A cinco minutos de la media noche, se habían dispuesto las velas y nardos. Las madres sostenían a sus hijos, conteniendo su llanto para que éste sea oportuno. A un minuto para las doce, la casa se enfrió repentinamente y las hermanas sintieron una enorme tristeza, parecía que todo el aire del mundo se había agotado, que la nada comenzaba a crecer desde sus vientres. No recordaban el amor, ni la compasión, ni la alegría. Todo se oscureció y un olor a azufre invadió la habitación. Sonaron las campanas y, apenas con un poco de fuerza, las mujeres les dieron un pellizco a sus niños. El llanto se escuchó en todo el pueblo. Un llanto al unísono que después se convirtió en canto mágico de pájaros y de cigarras.

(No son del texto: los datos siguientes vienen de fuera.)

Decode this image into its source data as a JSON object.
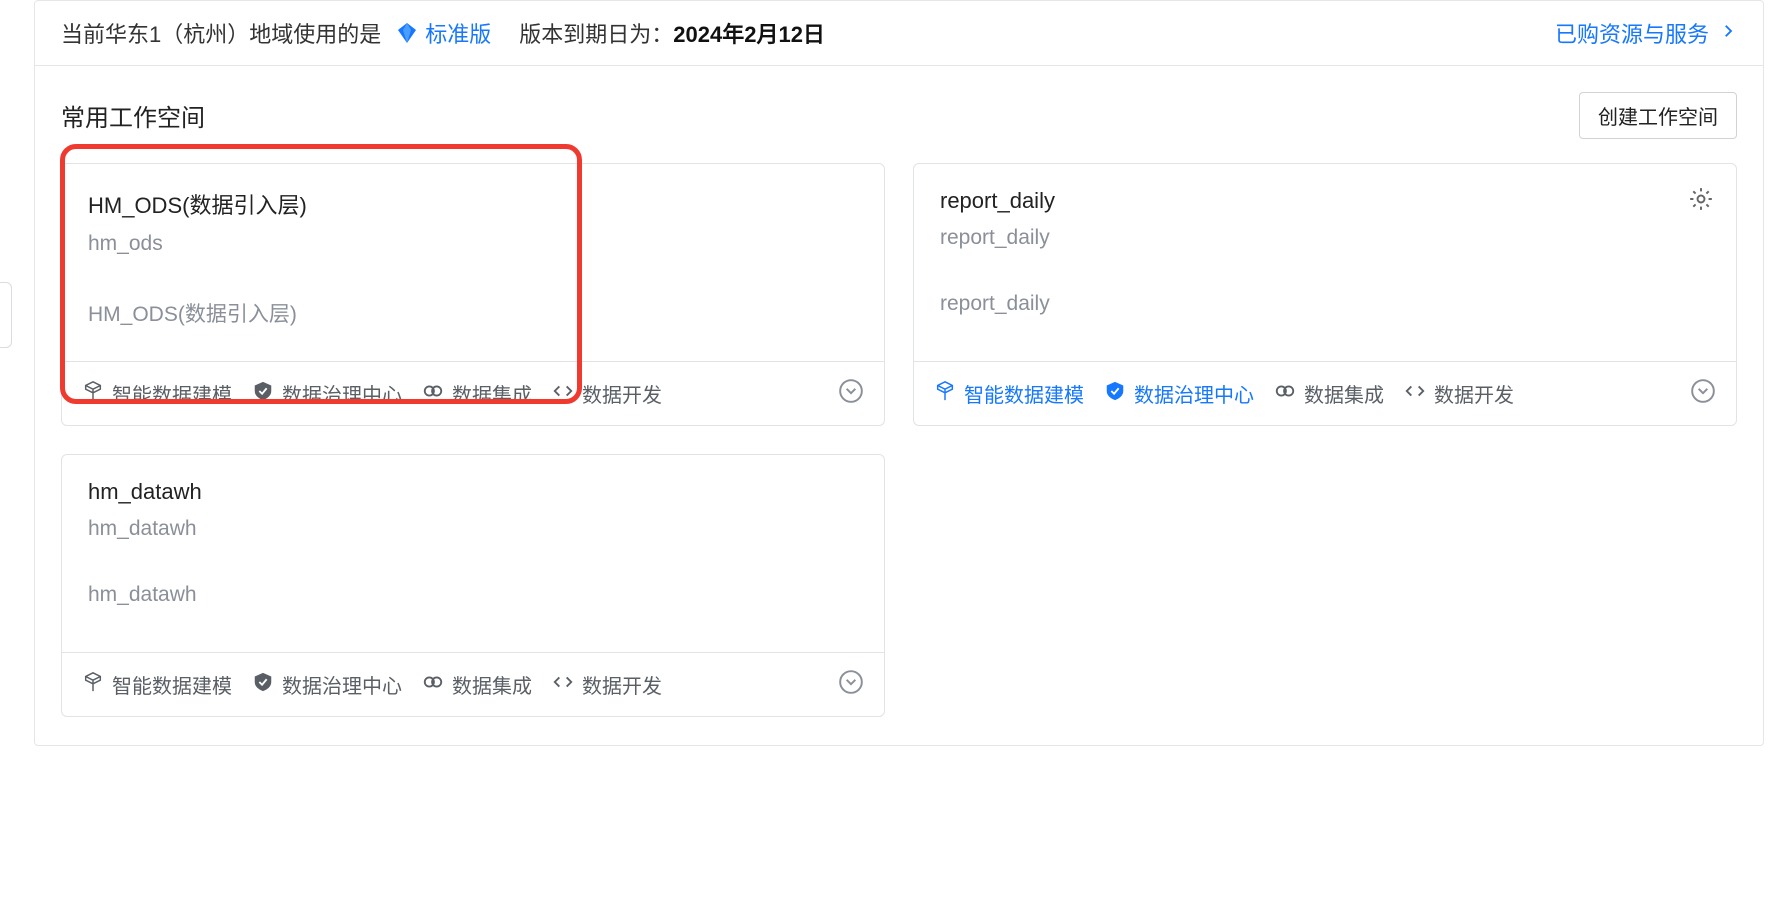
{
  "banner": {
    "region_text": "当前华东1（杭州）地域使用的是",
    "edition": "标准版",
    "expire_label": "版本到期日为：",
    "expire_date": "2024年2月12日",
    "purchased_link": "已购资源与服务"
  },
  "section": {
    "title": "常用工作空间",
    "create_button": "创建工作空间"
  },
  "tools": {
    "data_modeling": "智能数据建模",
    "data_governance": "数据治理中心",
    "data_integration": "数据集成",
    "data_develop": "数据开发"
  },
  "workspaces": [
    {
      "title": "HM_ODS(数据引入层)",
      "subtitle": "hm_ods",
      "description": "HM_ODS(数据引入层)",
      "highlighted": true,
      "colored_tools": false,
      "show_gear": false
    },
    {
      "title": "report_daily",
      "subtitle": "report_daily",
      "description": "report_daily",
      "highlighted": false,
      "colored_tools": true,
      "show_gear": true
    },
    {
      "title": "hm_datawh",
      "subtitle": "hm_datawh",
      "description": "hm_datawh",
      "highlighted": false,
      "colored_tools": false,
      "show_gear": false
    }
  ]
}
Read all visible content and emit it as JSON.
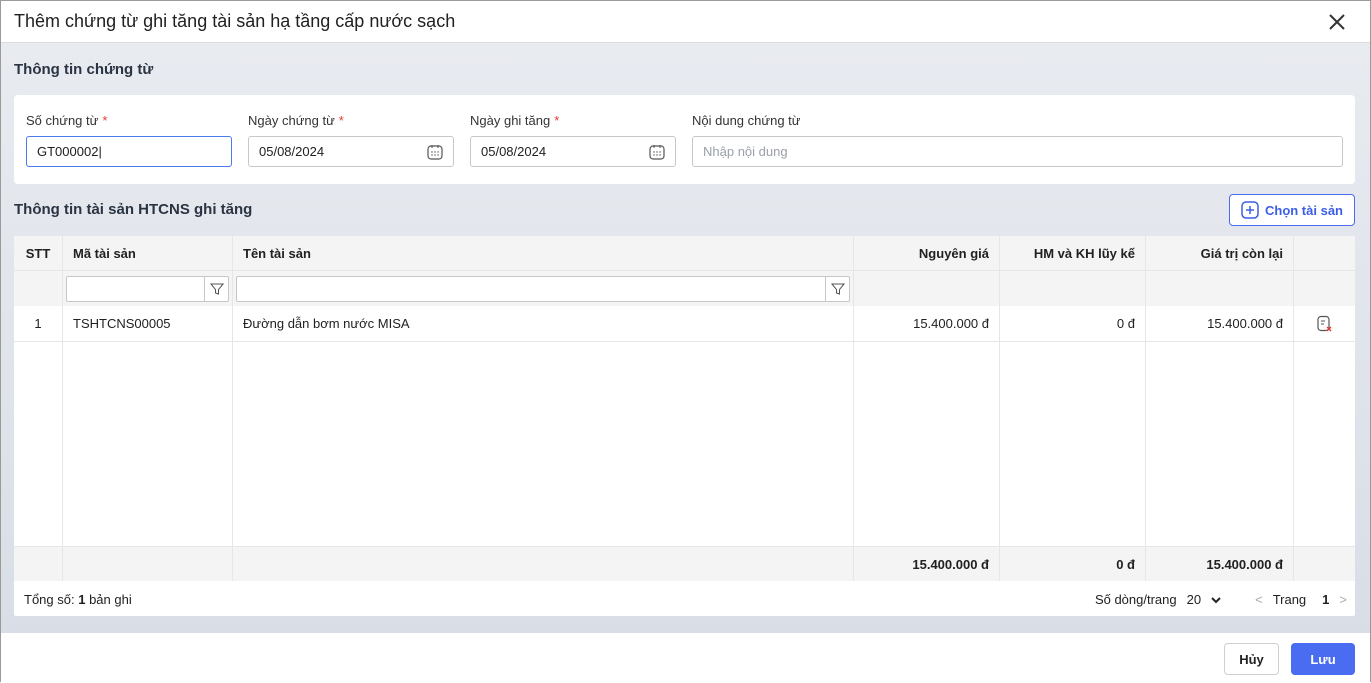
{
  "dialog": {
    "title": "Thêm chứng từ ghi tăng tài sản hạ tầng cấp nước sạch"
  },
  "voucher": {
    "section_title": "Thông tin chứng từ",
    "so_label": "Số chứng từ",
    "so_value": "GT000002",
    "ngay_ct_label": "Ngày chứng từ",
    "ngay_ct_value": "05/08/2024",
    "ngay_gt_label": "Ngày ghi tăng",
    "ngay_gt_value": "05/08/2024",
    "noidung_label": "Nội dung chứng từ",
    "noidung_placeholder": "Nhập nội dung",
    "required_mark": "*"
  },
  "assets": {
    "section_title": "Thông tin tài sản HTCNS ghi tăng",
    "pick_button": "Chọn tài sản",
    "columns": [
      "STT",
      "Mã tài sản",
      "Tên tài sản",
      "Nguyên giá",
      "HM và KH lũy kế",
      "Giá trị còn lại"
    ],
    "rows": [
      {
        "stt": "1",
        "ma": "TSHTCNS00005",
        "ten": "Đường dẫn bơm nước MISA",
        "nguyen_gia": "15.400.000 đ",
        "hm": "0 đ",
        "con_lai": "15.400.000 đ"
      }
    ],
    "totals": {
      "nguyen_gia": "15.400.000 đ",
      "hm": "0 đ",
      "con_lai": "15.400.000 đ"
    },
    "pager": {
      "total_prefix": "Tổng số:",
      "total_count": "1",
      "total_suffix": "bản ghi",
      "page_size_label": "Số dòng/trang",
      "page_size": "20",
      "prev": "<",
      "page_label": "Trang",
      "page": "1",
      "next": ">"
    }
  },
  "footer": {
    "cancel": "Hủy",
    "save": "Lưu"
  },
  "colors": {
    "accent": "#4a6cf0",
    "required": "#e53935"
  }
}
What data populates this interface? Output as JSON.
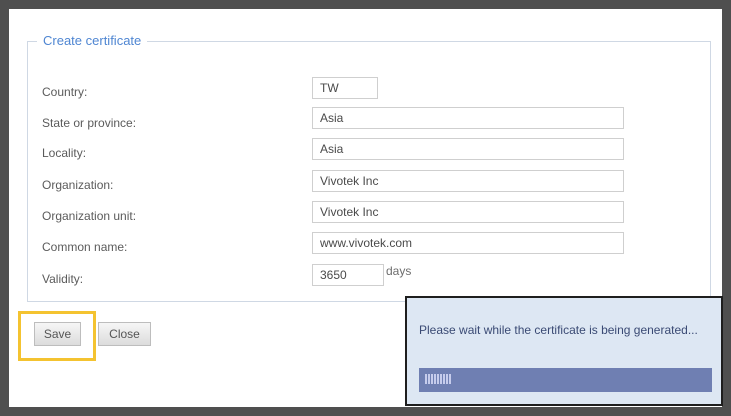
{
  "dialog": {
    "legend": "Create certificate",
    "fields": [
      {
        "label": "Country:",
        "value": "TW"
      },
      {
        "label": "State or province:",
        "value": "Asia"
      },
      {
        "label": "Locality:",
        "value": "Asia"
      },
      {
        "label": "Organization:",
        "value": "Vivotek Inc"
      },
      {
        "label": "Organization unit:",
        "value": "Vivotek Inc"
      },
      {
        "label": "Common name:",
        "value": "www.vivotek.com"
      },
      {
        "label": "Validity:",
        "value": "3650"
      }
    ],
    "validity_unit": "days",
    "buttons": {
      "save": "Save",
      "close": "Close"
    }
  },
  "popup": {
    "message": "Please wait while the certificate is being generated...",
    "progress_fraction": 0.09
  },
  "colors": {
    "highlight": "#f4c330",
    "popup_background": "#dde7f3",
    "progress_track": "#6f7fb2"
  }
}
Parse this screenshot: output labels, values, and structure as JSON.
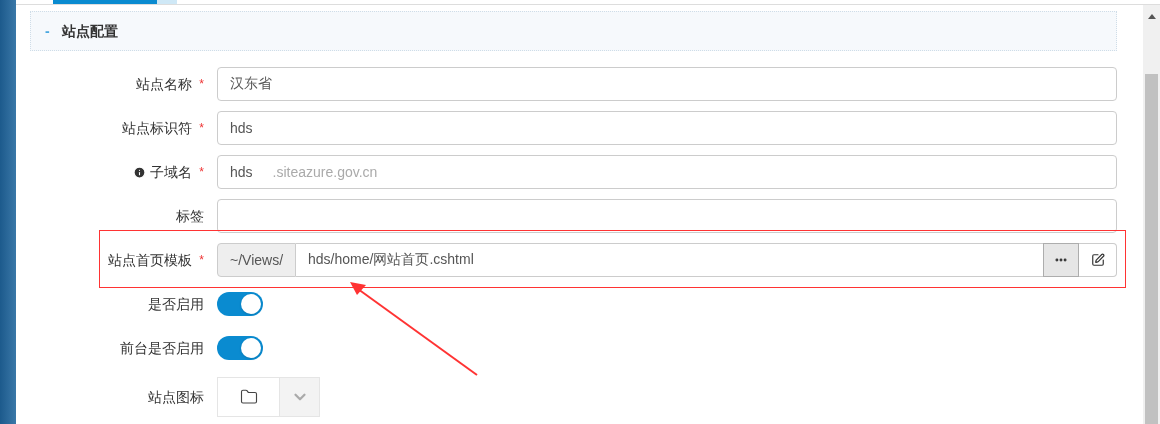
{
  "section": {
    "symbol": "-",
    "title": "站点配置"
  },
  "fields": [
    {
      "kind": "text",
      "label": "站点名称",
      "required_mark": "*",
      "info": false,
      "value": "汉东省"
    },
    {
      "kind": "text",
      "label": "站点标识符",
      "required_mark": "*",
      "info": false,
      "value": "hds"
    },
    {
      "kind": "subdomain",
      "label": "子域名",
      "required_mark": "*",
      "info": true,
      "value": "hds",
      "suffix": ".siteazure.gov.cn"
    },
    {
      "kind": "text",
      "label": "标签",
      "info": false
    },
    {
      "kind": "template",
      "label": "站点首页模板",
      "required_mark": "*",
      "info": false,
      "prefix": "~/Views/",
      "value": "hds/home/网站首页.cshtml"
    },
    {
      "kind": "toggle",
      "label": "是否启用",
      "info": false,
      "on": true
    },
    {
      "kind": "toggle",
      "label": "前台是否启用",
      "info": false,
      "on": true
    },
    {
      "kind": "icon",
      "label": "站点图标",
      "info": false
    }
  ]
}
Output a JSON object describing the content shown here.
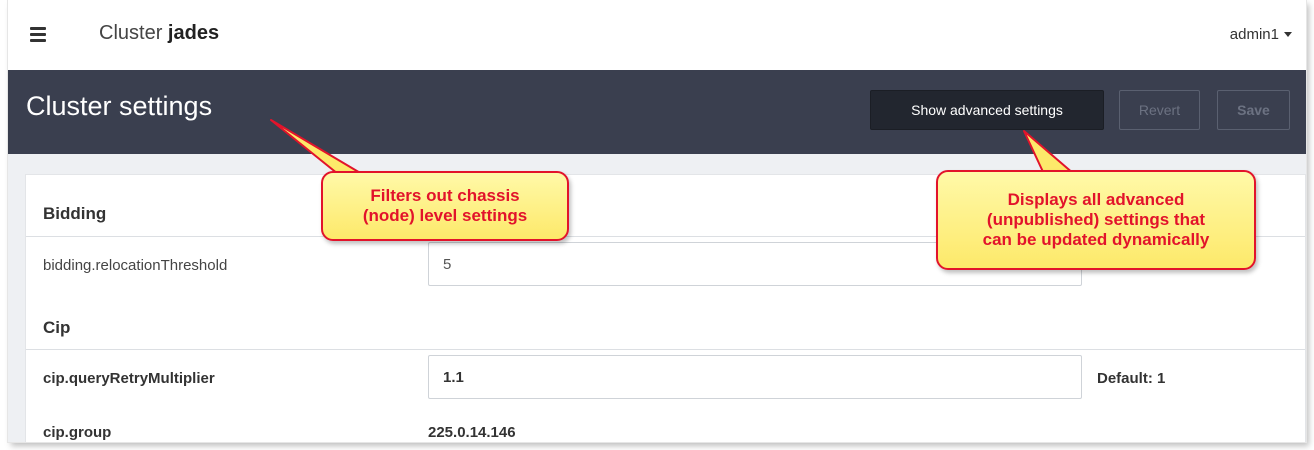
{
  "topbar": {
    "menu_icon": "hamburger-menu-icon",
    "cluster_prefix": "Cluster",
    "cluster_name": "jades",
    "user": "admin1",
    "user_icon": "caret-down-icon"
  },
  "header": {
    "title": "Cluster settings",
    "show_advanced_label": "Show advanced settings",
    "revert_label": "Revert",
    "save_label": "Save"
  },
  "sections": {
    "bidding": {
      "title": "Bidding",
      "setting_name": "bidding.relocationThreshold",
      "setting_value": "5"
    },
    "cip": {
      "title": "Cip",
      "retry_name": "cip.queryRetryMultiplier",
      "retry_value": "1.1",
      "retry_default": "Default: 1",
      "group_name": "cip.group",
      "group_value": "225.0.14.146"
    }
  },
  "callouts": {
    "filters": [
      "Filters out chassis",
      "(node) level settings"
    ],
    "advanced": [
      "Displays all advanced",
      "(unpublished) settings that",
      "can be updated dynamically"
    ]
  },
  "colors": {
    "header_bg": "#3a3f4f",
    "primary_button": "#22262f",
    "callout_fill": "#fde96a",
    "callout_border": "#e2132b"
  }
}
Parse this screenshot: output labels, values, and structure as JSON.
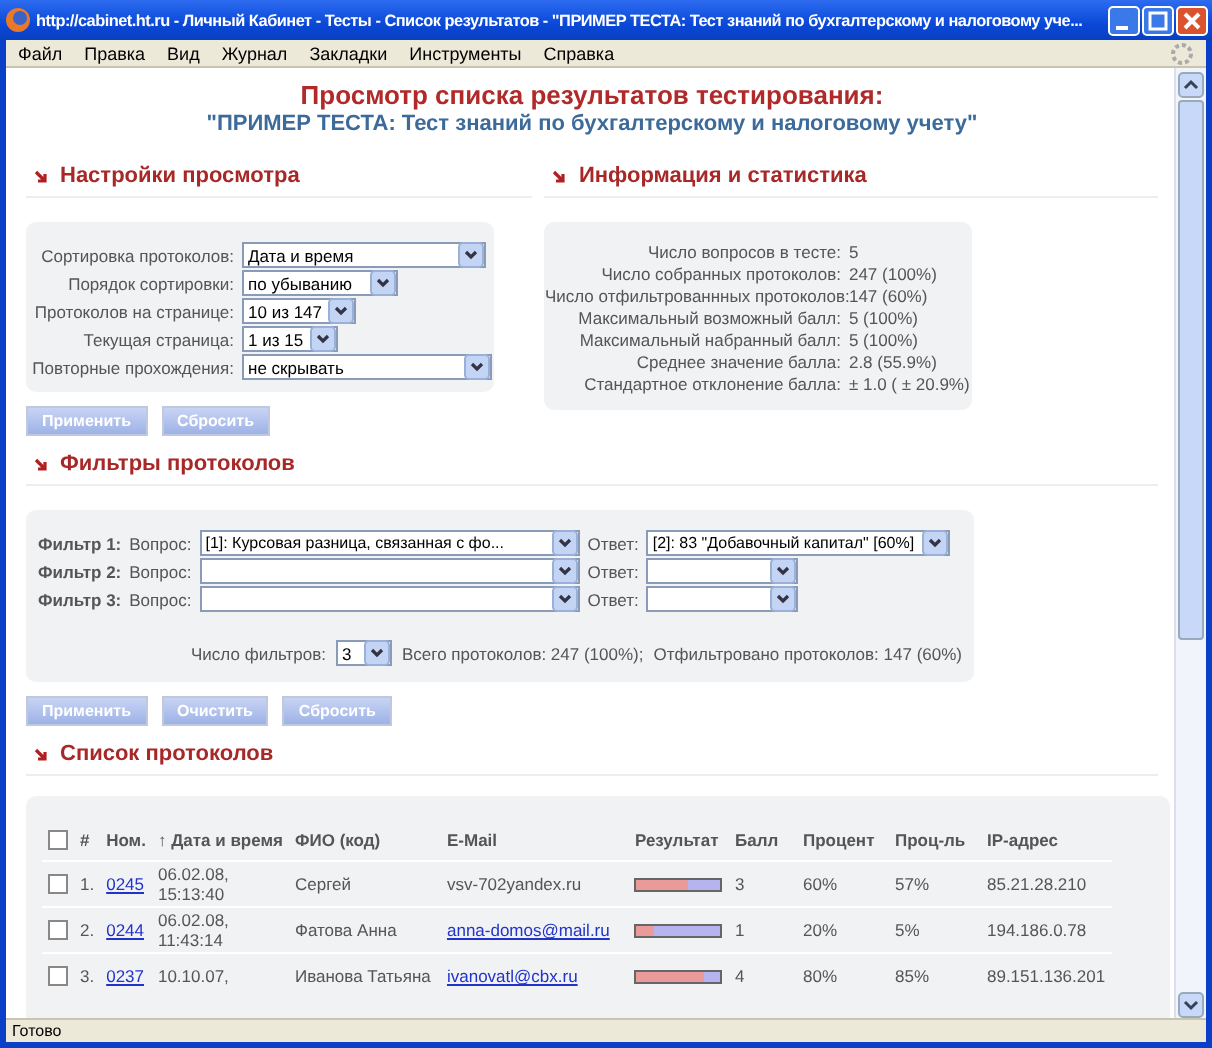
{
  "window": {
    "title": "http://cabinet.ht.ru - Личный Кабинет - Тесты - Список результатов - \"ПРИМЕР ТЕСТА: Тест знаний по бухгалтерскому и налоговому уче..."
  },
  "menu": [
    "Файл",
    "Правка",
    "Вид",
    "Журнал",
    "Закладки",
    "Инструменты",
    "Справка"
  ],
  "page": {
    "title": "Просмотр списка результатов тестирования:",
    "subtitle": "\"ПРИМЕР ТЕСТА: Тест знаний по бухгалтерскому и налоговому учету\""
  },
  "settings": {
    "heading": "Настройки просмотра",
    "fields": [
      {
        "label": "Сортировка протоколов:",
        "value": "Дата и время"
      },
      {
        "label": "Порядок сортировки:",
        "value": "по убыванию"
      },
      {
        "label": "Протоколов на странице:",
        "value": "10 из 147"
      },
      {
        "label": "Текущая страница:",
        "value": "1 из 15"
      },
      {
        "label": "Повторные прохождения:",
        "value": "не скрывать"
      }
    ],
    "buttons": [
      "Применить",
      "Сбросить"
    ]
  },
  "info": {
    "heading": "Информация и статистика",
    "rows": [
      {
        "label": "Число вопросов в тесте:",
        "value": "5"
      },
      {
        "label": "Число собранных протоколов:",
        "value": "247 (100%)"
      },
      {
        "label": "Число отфильтрованнных протоколов:",
        "value": "147 (60%)"
      },
      {
        "label": "Максимальный возможный балл:",
        "value": "5 (100%)"
      },
      {
        "label": "Максимальный набранный балл:",
        "value": "5 (100%)"
      },
      {
        "label": "Среднее значение балла:",
        "value": "2.8 (55.9%)"
      },
      {
        "label": "Стандартное отклонение балла:",
        "value": "± 1.0 ( ± 20.9%)"
      }
    ]
  },
  "filters": {
    "heading": "Фильтры протоколов",
    "rows": [
      {
        "label": "Фильтр 1:",
        "question_label": "Вопрос:",
        "question": "[1]: Курсовая разница, связанная с фо...",
        "answer_label": "Ответ:",
        "answer": "[2]: 83 \"Добавочный капитал\" [60%]"
      },
      {
        "label": "Фильтр 2:",
        "question_label": "Вопрос:",
        "answer_label": "Ответ:"
      },
      {
        "label": "Фильтр 3:",
        "question_label": "Вопрос:",
        "answer_label": "Ответ:"
      }
    ],
    "count_label": "Число фильтров:",
    "count": "3",
    "total": "Всего протоколов: 247 (100%);",
    "filtered": "Отфильтровано протоколов: 147 (60%)",
    "buttons": [
      "Применить",
      "Очистить",
      "Сбросить"
    ]
  },
  "protocols": {
    "heading": "Список протоколов",
    "select_all_checked": false,
    "columns": [
      "#",
      "Ном.",
      "↑ Дата и время",
      "ФИО (код)",
      "E-Mail",
      "Результат",
      "Балл",
      "Процент",
      "Проц-ль",
      "IP-адрес"
    ],
    "rows": [
      {
        "checked": false,
        "index": "1.",
        "number": "0245",
        "date": "06.02.08, 15:13:40",
        "name": "Сергей",
        "email": "vsv-702yandex.ru",
        "email_link": false,
        "level": 0.6,
        "score": "3",
        "percent": "60%",
        "percentile": "57%",
        "ip": "85.21.28.210"
      },
      {
        "checked": false,
        "index": "2.",
        "number": "0244",
        "date": "06.02.08, 11:43:14",
        "name": "Фатова Анна",
        "email": "anna-domos@mail.ru",
        "email_link": true,
        "level": 0.2,
        "score": "1",
        "percent": "20%",
        "percentile": "5%",
        "ip": "194.186.0.78"
      },
      {
        "checked": false,
        "index": "3.",
        "number": "0237",
        "date": "10.10.07,",
        "name": "Иванова Татьяна",
        "email": "ivanovatl@cbx.ru",
        "email_link": true,
        "level": 0.8,
        "score": "4",
        "percent": "80%",
        "percentile": "85%",
        "ip": "89.151.136.201"
      }
    ]
  },
  "status_bar": "Готово"
}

Las hermanas sintieron regresar el aire mientras un olor a nardos invadía poco a poco la habitación y las casas de todo el pueblo, llegando incluso hasta mi ventana. Los niños dejaron de llorar y después durmieron plácidamente hasta el amanecer.
- ¿Entendieron por qué vino a buscarlas a ellas?, pregunta la abuela.
Mi hermana y yo asentimos con la cabeza. Nuestras manos transpiradas y adoloridas siguen sosteniéndose la una a la otra. Le prometemos no ser curiosas ni chismosas. Le prometemos ser buenas. La abuela sonríe satisfecha.